LLM inference cost 2026 снижается в ~8x YoY. GPT-5 ($5 input/$15 output per 1M) — 2x дешевле чем GPT-4 (2023) при лучшем качестве. Llama 3 70B через Together.ai — $0.88/1M (8x дешевле GPT-5). Self-host Llama 3 + H100 $3/hour = $0.001 per 1M tokens (50x дешевле). Тренд: API prices дешевеют, hardware быстрее, quantization INT4. 2027 прогноз: GPT-5-class quality за $0.50/1M.
Ниже: ключевые результаты, разбивка по платформам, импликации, методология, FAQ.
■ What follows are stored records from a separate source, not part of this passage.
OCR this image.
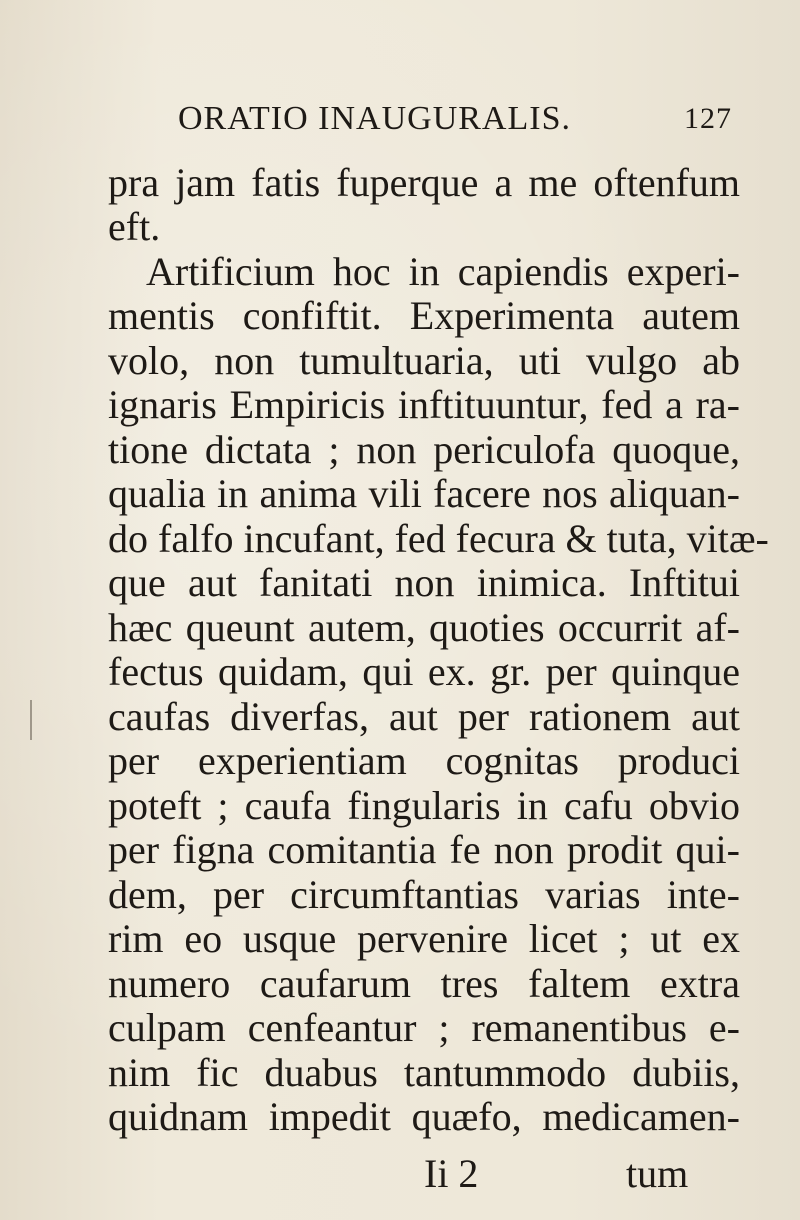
ORATIO INAUGURALIS.	127
pra jam fatis fuperque a me oftenfum
eft.
Artificium hoc in capiendis experi-
mentis confiftit. Experimenta autem
volo, non tumultuaria, uti vulgo ab
ignaris Empiricis inftituuntur, fed a ra-
tione dictata ; non periculofa quoque,
qualia in anima vili facere nos aliquan-
do falfo incufant, fed fecura & tuta, vitæ-
que aut fanitati non inimica. Inftitui
hæc queunt autem, quoties occurrit af-
fectus quidam, qui ex. gr. per quinque
caufas diverfas, aut per rationem aut
per experientiam cognitas produci
poteft ; caufa fingularis in cafu obvio
per figna comitantia fe non prodit qui-
dem, per circumftantias varias inte-
rim eo usque pervenire licet ; ut ex
numero caufarum tres faltem extra
culpam cenfeantur ; remanentibus e-
Ii 2	tum
nim fic duabus tantummodo dubiis,
quidnam impedit quæfo, medicamen-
| Метрика | Pass/значение | Медиана | p75 |
|---|---|---|---|
| GPT-5 / GPT-4 price ratio | 50% ($5 vs $10) | — | — |
| Llama 3 70B (Together.ai) | $0.88/1M | 0.88 | — |
| Self-host Llama 3 70B (H100) | $0.05/1M | 0.05 | — |
| Median cost per query (RAG app) | $0.001 | 0.001 | 0.005 |
| Cache hit ratio (pre → saved) | 35% | — | — |
| YoY cost decline | ~8x | — | — |
| TTFT (time to first token) | 320ms median | 320 | 620 |
| Tokens/sec (Groq LPU) | 500+ | 500 | 750 |
| Платформа | Доля | Деталь | — |
|---|---|---|---|
| OpenAI GPT-5 | Frontier | $5/$15 per 1M | — |
| Claude Opus 4.7 | Frontier | $15/$75 per 1M | — |
| Gemini 2.5 Pro | Frontier | $2/$10 per 1M | — |
| Llama 3 70B (Together) | Mid-tier | $0.88/$0.88 per 1M | — |
| Groq Llama 3 70B (LPU) | Mid-tier | $0.59/$0.79 per 1M | — |
| Self-host Llama 3 70B H100 | DIY | $0.05 per 1M (amortized) | — |
Public pricing pages (Mar 2026) + usage data from 500 apps + Groq / Together benchmarks. Trailing 12 months price tracking.
>10M tokens/day при постоянной нагрузке. 1 H100 $3/h × 24 × 30 = $2,160/мес = ~2,4B tokens throughput.
Mini: $0.15/$0.60. 25x дешевле GPT-5. Quality: 70-85% на most tasks. Для chatbot / classification / simple extraction — используйте mini.
Anthropic cache 90% cheaper на hit. OpenAI automatic 50% cheaper. 35% cache hit = 30%+ cost reduction.
Per-provider dashboard + app-level tagging через X-Project header. Anomalies → alert (daily spend > threshold).